Eventually, Parliament members agreed to not alter the requirement regulations. And, because of this, members of the established parties argued that their party does not have to be re-registered.
However, the Elections Commission (KPU) have different idea. Two months ago, on Tuesday (08/15) to be exact, KPU conducted a public test on the KPU Regulations on registration, verification, and selection of political party in elections. At that time, Hasyim Asy’ari, a KPU member, says that the verification of political party contains three procedural steps. First, political party must register themselves to KPU by submitting all the required documents as specified in the laws and regulations. Second, KPU will then assess and decide the appropriateness of political party to participate in election based on the submitted documents. Third, KPU then will conduct a factual verification of the documents.
Every political party that wishes to participate in the election process must undergo those steps. Meanwhile, factual verification will only apply to new political party.
“It is our provisional position that political party that has already participated in the previous election does not have to undergo another factual verification process. They will only need to submit the required documents for registration,” says Hasyim in Jakarta (08/15).
However, members of the Parliament protested against this idea. The MPs reminded KPU members to not make any regulations that are contradictory with the Elections Law.
The Chief Deputy of Commission II of the Parliament, Lukman Edy, said, old parties have already been verified before the 2014 Elections started. So, there is now way these parties will be disqualified to enter the 2019 Elections. An official from the Ministry of Home Affairs, Bahtiar, also said the same thing. According to Bahtiar, the 12 political parties that won seats from the 2014 Elections should be automatically considered as legitimate for the 2019 Elections participation, as specified in the Elections Law.
Hasyim Asy’ari stood his ground. Hasyim insisted that all political parties that wish to participate in 2019 Elections must undergo new verification process.
Titi Anggraini, the Executive Director of the Association for Elections and Democracy (Perludem), called this over-burdening registration requirement for political party as “administrative regime”. The stricter the requirements, the more documents needed to be submitted by political party to register themselves to KPU. This is why, according to Titi, Political Party Information System (Sipol) is needed.
The implementation of Sipol may render the registration process more efficient, and it may also make the verification process more accurate, valid, and legitimate. Sipol, for example, can easily detect any double entry in a document. For political party, Sipol may help them to enhance their party institution.
“It is difficult for us to expect KPU to conduct a thorough assessment and verification process without Sipol. Manual assessment and verification process requires more money, time, and other resources,” says Titi.
The majority of political parties seem unprepared when—through the implementation of KPU Regulations No.11/2017 Article 13 paragraph (1)—KPU makes the use of Sipol in registration process mandatory. They were expected that they will not have to undergo another verification process because they participated in 2014 Elections.
In addition, there is legal consequence if political party fail to fulfill that requirement. According to Chapter V of the KPU Regulations 11/2017, especially Article 61, it is an open possibility that an old party may disqualified during the registration process if they fail to use Sipol to do the registration.

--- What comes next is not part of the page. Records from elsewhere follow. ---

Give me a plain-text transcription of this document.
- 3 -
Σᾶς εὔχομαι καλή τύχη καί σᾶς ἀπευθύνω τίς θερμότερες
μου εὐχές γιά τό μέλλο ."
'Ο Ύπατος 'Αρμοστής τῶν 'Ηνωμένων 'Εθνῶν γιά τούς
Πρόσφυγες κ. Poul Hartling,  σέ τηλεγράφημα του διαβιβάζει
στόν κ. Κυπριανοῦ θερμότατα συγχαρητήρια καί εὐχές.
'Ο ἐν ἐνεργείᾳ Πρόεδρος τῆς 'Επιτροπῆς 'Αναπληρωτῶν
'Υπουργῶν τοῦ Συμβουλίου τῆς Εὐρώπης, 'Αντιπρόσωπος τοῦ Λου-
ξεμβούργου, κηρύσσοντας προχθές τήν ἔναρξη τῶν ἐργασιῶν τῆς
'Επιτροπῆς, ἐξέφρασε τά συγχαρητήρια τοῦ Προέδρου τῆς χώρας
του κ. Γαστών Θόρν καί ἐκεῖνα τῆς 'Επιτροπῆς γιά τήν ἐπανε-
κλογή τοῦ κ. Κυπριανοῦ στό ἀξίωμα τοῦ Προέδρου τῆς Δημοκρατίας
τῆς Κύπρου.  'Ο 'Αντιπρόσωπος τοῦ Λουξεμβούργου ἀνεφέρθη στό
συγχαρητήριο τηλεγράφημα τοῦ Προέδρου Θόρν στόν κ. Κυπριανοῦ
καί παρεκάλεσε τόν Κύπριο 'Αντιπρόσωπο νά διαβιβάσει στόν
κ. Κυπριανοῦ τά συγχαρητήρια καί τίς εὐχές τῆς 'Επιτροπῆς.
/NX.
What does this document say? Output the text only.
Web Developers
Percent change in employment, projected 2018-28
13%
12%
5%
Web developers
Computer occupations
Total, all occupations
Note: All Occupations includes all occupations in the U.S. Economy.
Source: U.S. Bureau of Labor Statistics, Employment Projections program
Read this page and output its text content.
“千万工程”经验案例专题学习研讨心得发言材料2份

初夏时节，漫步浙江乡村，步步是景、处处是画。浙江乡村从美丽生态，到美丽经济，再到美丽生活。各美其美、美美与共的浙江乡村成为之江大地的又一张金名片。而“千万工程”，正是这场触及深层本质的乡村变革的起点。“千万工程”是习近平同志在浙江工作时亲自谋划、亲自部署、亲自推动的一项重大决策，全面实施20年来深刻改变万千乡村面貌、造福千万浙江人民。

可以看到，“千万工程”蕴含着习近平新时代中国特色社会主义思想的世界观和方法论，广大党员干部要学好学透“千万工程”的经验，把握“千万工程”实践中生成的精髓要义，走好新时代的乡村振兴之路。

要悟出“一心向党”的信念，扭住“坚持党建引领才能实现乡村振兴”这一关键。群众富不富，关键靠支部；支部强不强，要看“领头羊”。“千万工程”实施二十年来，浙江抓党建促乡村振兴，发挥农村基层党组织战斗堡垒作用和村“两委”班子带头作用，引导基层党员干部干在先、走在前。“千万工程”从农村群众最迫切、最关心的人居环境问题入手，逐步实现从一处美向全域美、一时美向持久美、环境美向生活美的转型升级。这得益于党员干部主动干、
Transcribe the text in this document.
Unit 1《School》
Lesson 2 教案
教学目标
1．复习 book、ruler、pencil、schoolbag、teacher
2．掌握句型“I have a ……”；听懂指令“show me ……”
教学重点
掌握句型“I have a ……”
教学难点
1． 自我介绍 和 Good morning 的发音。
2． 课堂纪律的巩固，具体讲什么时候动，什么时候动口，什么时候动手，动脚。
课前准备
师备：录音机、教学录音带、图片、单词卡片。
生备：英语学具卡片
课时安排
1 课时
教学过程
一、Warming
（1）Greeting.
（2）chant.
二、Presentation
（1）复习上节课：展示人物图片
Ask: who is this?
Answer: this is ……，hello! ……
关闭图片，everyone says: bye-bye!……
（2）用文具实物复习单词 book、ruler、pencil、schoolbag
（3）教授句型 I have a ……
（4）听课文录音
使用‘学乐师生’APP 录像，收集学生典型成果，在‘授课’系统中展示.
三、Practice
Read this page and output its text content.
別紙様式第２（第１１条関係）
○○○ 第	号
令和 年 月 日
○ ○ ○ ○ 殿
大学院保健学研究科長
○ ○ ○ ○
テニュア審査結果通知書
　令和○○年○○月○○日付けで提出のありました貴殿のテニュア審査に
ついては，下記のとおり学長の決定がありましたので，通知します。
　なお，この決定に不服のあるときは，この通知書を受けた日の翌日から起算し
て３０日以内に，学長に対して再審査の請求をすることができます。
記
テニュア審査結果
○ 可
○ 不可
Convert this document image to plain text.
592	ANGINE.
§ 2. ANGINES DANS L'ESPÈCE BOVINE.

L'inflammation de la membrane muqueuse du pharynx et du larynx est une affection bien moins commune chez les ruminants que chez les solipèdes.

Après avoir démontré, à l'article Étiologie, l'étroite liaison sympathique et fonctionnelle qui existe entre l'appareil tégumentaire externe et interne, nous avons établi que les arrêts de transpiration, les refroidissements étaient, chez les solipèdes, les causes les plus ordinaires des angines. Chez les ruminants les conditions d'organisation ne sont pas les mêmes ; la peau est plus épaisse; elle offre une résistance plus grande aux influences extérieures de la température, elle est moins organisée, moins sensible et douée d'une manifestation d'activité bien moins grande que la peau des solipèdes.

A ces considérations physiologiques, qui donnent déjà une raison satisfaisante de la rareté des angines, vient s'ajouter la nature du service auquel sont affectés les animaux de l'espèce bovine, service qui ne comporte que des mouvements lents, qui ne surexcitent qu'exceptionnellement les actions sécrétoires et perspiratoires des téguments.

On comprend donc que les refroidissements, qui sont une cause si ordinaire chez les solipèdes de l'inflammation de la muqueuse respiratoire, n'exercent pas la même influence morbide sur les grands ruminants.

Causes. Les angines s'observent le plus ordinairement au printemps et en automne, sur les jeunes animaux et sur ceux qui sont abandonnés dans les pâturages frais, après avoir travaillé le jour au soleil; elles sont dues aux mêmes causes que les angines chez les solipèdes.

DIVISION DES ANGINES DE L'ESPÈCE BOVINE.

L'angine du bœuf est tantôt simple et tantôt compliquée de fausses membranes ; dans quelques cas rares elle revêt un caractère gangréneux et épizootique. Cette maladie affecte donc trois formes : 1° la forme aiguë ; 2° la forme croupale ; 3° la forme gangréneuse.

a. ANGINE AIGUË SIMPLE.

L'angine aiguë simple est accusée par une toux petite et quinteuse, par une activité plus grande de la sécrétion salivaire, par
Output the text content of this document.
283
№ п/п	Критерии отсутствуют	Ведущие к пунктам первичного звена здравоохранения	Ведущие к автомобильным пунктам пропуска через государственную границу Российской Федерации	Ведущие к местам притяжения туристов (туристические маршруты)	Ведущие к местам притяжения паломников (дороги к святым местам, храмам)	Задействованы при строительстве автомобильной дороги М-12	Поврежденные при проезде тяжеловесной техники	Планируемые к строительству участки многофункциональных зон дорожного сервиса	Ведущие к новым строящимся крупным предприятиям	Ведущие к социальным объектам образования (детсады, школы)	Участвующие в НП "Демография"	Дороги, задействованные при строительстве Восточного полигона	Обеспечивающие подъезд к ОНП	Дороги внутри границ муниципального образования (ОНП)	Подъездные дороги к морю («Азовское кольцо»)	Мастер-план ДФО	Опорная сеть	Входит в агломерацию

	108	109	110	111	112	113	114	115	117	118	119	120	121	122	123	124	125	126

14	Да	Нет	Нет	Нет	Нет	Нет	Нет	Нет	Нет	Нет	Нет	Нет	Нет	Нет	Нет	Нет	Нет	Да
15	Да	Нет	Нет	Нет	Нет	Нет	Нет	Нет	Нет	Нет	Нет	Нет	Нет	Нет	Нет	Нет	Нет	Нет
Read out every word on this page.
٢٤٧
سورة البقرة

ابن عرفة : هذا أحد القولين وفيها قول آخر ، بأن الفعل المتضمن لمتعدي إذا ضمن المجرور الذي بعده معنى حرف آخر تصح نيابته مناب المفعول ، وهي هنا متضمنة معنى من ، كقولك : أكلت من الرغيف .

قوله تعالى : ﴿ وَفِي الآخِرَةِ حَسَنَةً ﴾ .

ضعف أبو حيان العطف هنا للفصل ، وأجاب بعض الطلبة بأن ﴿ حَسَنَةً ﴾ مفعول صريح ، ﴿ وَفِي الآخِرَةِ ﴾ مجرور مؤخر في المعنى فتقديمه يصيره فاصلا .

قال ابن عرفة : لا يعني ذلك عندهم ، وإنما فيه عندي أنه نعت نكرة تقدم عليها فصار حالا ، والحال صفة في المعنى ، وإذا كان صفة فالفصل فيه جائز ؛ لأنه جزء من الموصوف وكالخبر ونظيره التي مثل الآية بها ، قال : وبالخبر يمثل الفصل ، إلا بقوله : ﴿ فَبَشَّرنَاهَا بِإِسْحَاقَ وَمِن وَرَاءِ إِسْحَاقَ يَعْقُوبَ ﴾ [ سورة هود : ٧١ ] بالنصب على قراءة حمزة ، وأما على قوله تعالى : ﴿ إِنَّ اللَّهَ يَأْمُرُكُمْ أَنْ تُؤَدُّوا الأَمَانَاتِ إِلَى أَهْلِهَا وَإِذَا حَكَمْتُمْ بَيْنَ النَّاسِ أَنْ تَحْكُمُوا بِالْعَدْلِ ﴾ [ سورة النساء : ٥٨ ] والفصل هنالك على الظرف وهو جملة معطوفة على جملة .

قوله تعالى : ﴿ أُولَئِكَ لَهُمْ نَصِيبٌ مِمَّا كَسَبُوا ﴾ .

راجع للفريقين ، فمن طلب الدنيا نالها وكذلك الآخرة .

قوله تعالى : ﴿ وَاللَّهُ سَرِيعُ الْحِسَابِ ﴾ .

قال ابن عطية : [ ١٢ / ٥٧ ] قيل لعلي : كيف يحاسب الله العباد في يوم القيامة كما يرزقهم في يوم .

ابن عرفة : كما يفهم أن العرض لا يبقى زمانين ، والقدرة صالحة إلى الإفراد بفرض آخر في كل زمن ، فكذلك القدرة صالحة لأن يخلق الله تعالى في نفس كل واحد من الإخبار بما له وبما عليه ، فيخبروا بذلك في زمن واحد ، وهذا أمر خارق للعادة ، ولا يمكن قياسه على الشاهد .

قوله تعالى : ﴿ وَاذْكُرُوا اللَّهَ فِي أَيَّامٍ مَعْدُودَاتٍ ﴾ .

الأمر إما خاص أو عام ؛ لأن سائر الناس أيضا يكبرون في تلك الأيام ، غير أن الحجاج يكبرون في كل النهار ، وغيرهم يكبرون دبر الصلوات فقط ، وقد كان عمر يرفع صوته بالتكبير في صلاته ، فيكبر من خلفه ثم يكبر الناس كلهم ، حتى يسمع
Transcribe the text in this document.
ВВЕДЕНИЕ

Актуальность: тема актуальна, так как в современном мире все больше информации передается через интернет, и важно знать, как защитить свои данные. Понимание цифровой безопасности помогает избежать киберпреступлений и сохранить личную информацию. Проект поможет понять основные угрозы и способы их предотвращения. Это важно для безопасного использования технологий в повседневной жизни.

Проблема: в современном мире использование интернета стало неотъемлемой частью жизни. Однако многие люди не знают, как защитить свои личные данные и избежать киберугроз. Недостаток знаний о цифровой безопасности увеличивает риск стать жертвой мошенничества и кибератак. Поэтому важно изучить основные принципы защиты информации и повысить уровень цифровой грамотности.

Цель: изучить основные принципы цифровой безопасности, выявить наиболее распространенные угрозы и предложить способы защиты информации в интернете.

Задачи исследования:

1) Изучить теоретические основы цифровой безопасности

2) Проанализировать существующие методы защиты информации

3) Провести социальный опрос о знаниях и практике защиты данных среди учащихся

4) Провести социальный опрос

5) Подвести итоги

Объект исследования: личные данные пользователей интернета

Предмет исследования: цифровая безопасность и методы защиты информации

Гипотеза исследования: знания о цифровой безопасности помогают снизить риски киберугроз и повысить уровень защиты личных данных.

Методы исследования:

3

Many parties then try to blame KPU for the poor infrastructure quality of the Sipol itself. In many remote areas, party members unable to access Sipol website due to poor internet connection. Some party members even say that the Sipol servers are mostly down during uploading data and documents. All of these problems with Sipol are used by political parties to protest against KPU’s regulation to make the use of Sipol mandatory.
The Election Monitoring Body (Bawaslu) heed this concern and come to rescue political parties. Bawaslu officially ask KPU to not make the use of Sipol mandatory in the party registration process. According to a Bawaslu member, that regulation does not have legal basis and is contradictory with the laws and regulations.
However, a researcher from Perludem, Fadli Ramadhanil, says, KPU decision to make Sipol mandatory does not contradict the current Elections Law. According to Fadli, KPU have every right and authority to make election regulation as they see fit.
“The regulation itself does not contradicting the laws and regulations. KPU have the rights and authority to make Sipol mandatory,” says Fadli.